Und ja, die Neurotiker haben einen großen Redebedarf und reagieren nicht immer rational, das liegt in der Natur der Sache. Dem richtigen Herzpatienten gibt man 1-2 Ratschläge und für ihn ist das Thema gegessen.

Jvanx74 hat geantwortet


Die beste Lösung ist vllt. wenn man eien einleitenden Artikel/ Thread zum Thema Herzneurose und ES schreiben würde und den vorne festpind. Aber da muß sich auch erstmal einer finden, der das schreiben kann und will.

Da braucht man nur paar Links, das Thema ist im Internet ausreichend dokumentiert.

Was das ständige Nachfragen angeht – das hab ich irgendwo schonmal geschrieben. Es ist in der Tat kontraproduktiv. Person ist ängstlich/nervös -> Nachfrage -> Beruhigung. Lerneffekt: Nachfragen führt zu Beruhigung.
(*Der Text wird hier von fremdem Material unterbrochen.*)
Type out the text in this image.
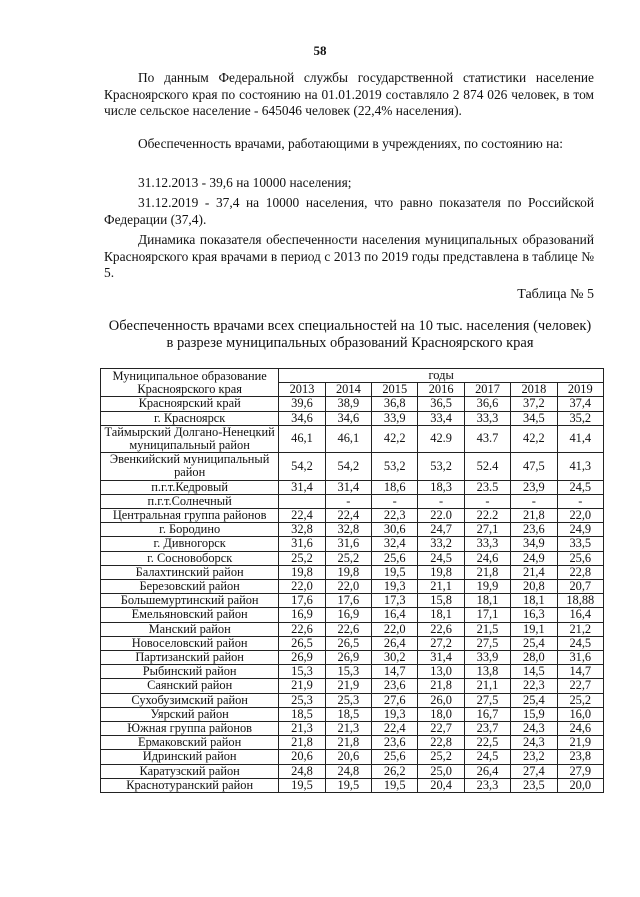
58

По данным Федеральной службы государственной статистики население Красноярского края по состоянию на 01.01.2019 составляло 2 874 026 человек, в том числе сельское население - 645046 человек (22,4% населения).

Обеспеченность врачами, работающими в учреждениях, по состоянию на:

31.12.2013 - 39,6 на 10000 населения;

31.12.2019 - 37,4 на 10000 населения, что равно показателя по Российской Федерации (37,4).

Динамика показателя обеспеченности населения муниципальных образований Красноярского края врачами в период с 2013 по 2019 годы представлена в таблице № 5.

Таблица № 5
Обеспеченность врачами всех специальностей на 10 тыс. населения (человек)
в разрезе муниципальных образований Красноярского края
Муниципальное образование Красноярского края	годы						
	2013	2014	2015	2016	2017	2018	2019
Красноярский край	39,6	38,9	36,8	36,5	36,6	37,2	37,4
г. Красноярск	34,6	34,6	33,9	33,4	33,3	34,5	35,2
Таймырский Долгано-Ненецкий муниципальный район	46,1	46,1	42,2	42.9	43.7	42,2	41,4
Эвенкийский муниципальный район	54,2	54,2	53,2	53,2	52.4	47,5	41,3
п.г.т.Кедровый	31,4	31,4	18,6	18,3	23.5	23,9	24,5
п.г.т.Солнечный		-	-	-	-	-	-
Центральная группа районов	22,4	22,4	22,3	22.0	22.2	21,8	22,0
г. Бородино	32,8	32,8	30,6	24,7	27,1	23,6	24,9
г. Дивногорск	31,6	31,6	32,4	33,2	33,3	34,9	33,5
г. Сосновоборск	25,2	25,2	25,6	24,5	24,6	24,9	25,6
Балахтинский район	19,8	19,8	19,5	19,8	21,8	21,4	22,8
Березовский район	22,0	22,0	19,3	21,1	19,9	20,8	20,7
Большемуртинский район	17,6	17,6	17,3	15,8	18,1	18,1	18,88
Емельяновский район	16,9	16,9	16,4	18,1	17,1	16,3	16,4
Манский район	22,6	22,6	22,0	22,6	21,5	19,1	21,2
Новоселовский район	26,5	26,5	26,4	27,2	27,5	25,4	24,5
Партизанский район	26,9	26,9	30,2	31,4	33,9	28,0	31,6
Рыбинский район	15,3	15,3	14,7	13,0	13,8	14,5	14,7
Саянский район	21,9	21,9	23,6	21,8	21,1	22,3	22,7
Сухобузимский район	25,3	25,3	27,6	26,0	27,5	25,4	25,2
Уярский район	18,5	18,5	19,3	18,0	16,7	15,9	16,0
Южная группа районов	21,3	21,3	22,4	22,7	23,7	24,3	24,6
Ермаковский район	21,8	21,8	23,6	22,8	22,5	24,3	21,9
Идринский район	20,6	20,6	25,6	25,2	24,5	23,2	23,8
Каратузский район	24,8	24,8	26,2	25,0	26,4	27,4	27,9
Краснотуранский район	19,5	19,5	19,5	20,4	23,3	23,5	20,0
Wirkt nur kurzfristig und erhöht nur den Druck, erneut nachzufragen (weil das Gehirn gelernt hat: Wenn ich nachfrage, bekomme ich Entspannung). Es ist wie bei einer Zwangsstörung. Durch den ständigen Wunsch, Kontrolle auszuüben, um Ruhe und Entspannung zu finden, wird man immer dünnhäutiger und nervöser. Die Nachfragen samt Antworten werden wirklich zur "Beruhigungspille" oder zur Droge, helfen kurz, verschlimmern das eigentliche Problem aber. Helfen tut nur "Entzug".. wieder sich selber vertrauen lernen, Kraft, Ruhe und Entspannung in sich selber zu finden.

Kenn das doch auch aus meiner Beziehung.. wenn ich meiner Freundin einfach vertraue (wenn sie alleine ohne mich unterwegs ist), bin ich entspannt. Wenn ich nervös bin und sie dauernd anrufe und frage was sie macht, werde ich kurzfristig beruhigt, aber langfristig immer unsicherer und nervöser. Beide Varianten häufig im Selbstversuch ausprobiert.

G2uck*y068 hat geantwortet


Das sehe ich anderst ohne das Forum würde ich nicht das Forum nerven ;-) , sondern wäre noch 2-3 mehr ins KH gefahren und wäre immer noch der festen Überzeugung, das die Kardiologen irgendwas übersehenen haben müssen.

Richtig ist, das man dazu neigt, mal akzeptiertes wieder über Bord zu werfen, wenn die Symptome eintreten.

Im Übrigen ist auch nicht nur schwarz/weiß, sondern ein grau-Bereich.

Mein Herz ist okay, aber ich habe einen AV-Block und Bluthochdruck und darf, z.B. nocht einfach beim Joggen los rennen, wie ich es früher oft gemacht habe.

Oft gibt es ein Herzproblemchen, das aber stark überbewertet wird.

J2an74 hat geantwortet


Naja, auch ständiges zum-Arzt-gehen ist ein kontraproduktives Verhalten der Art, wie ich meinte. Auch wenn ein Herzproblemchen vorhanden ist (denke ich eh – wer ist schon wirklich zu 100% gesund? Fast alle sind irgendwo zwischen gesund und krank), gehts halt darum, das realistisch einzuordnen.. z.B. können Cha-Tu und praxa trotz ihrer durchaus schweren Herzkrankheiten angstfrei leben. Und warum? Weil sie einen realistischen Bezug zu diesen Dingen gewonnen haben. Darum sollte es gehen.

Kognitive Umstrukturierung, "umdenken lernen". Symptome neu bewerten. Es stolpert und dann nicht in Panik geraten, sondern vom Verstand her gegensteuern. Nicht blind in die alten Strukturen fallen lassen. Dazu sollte jeder in der Lage sein, zumindest kann man es versuchen.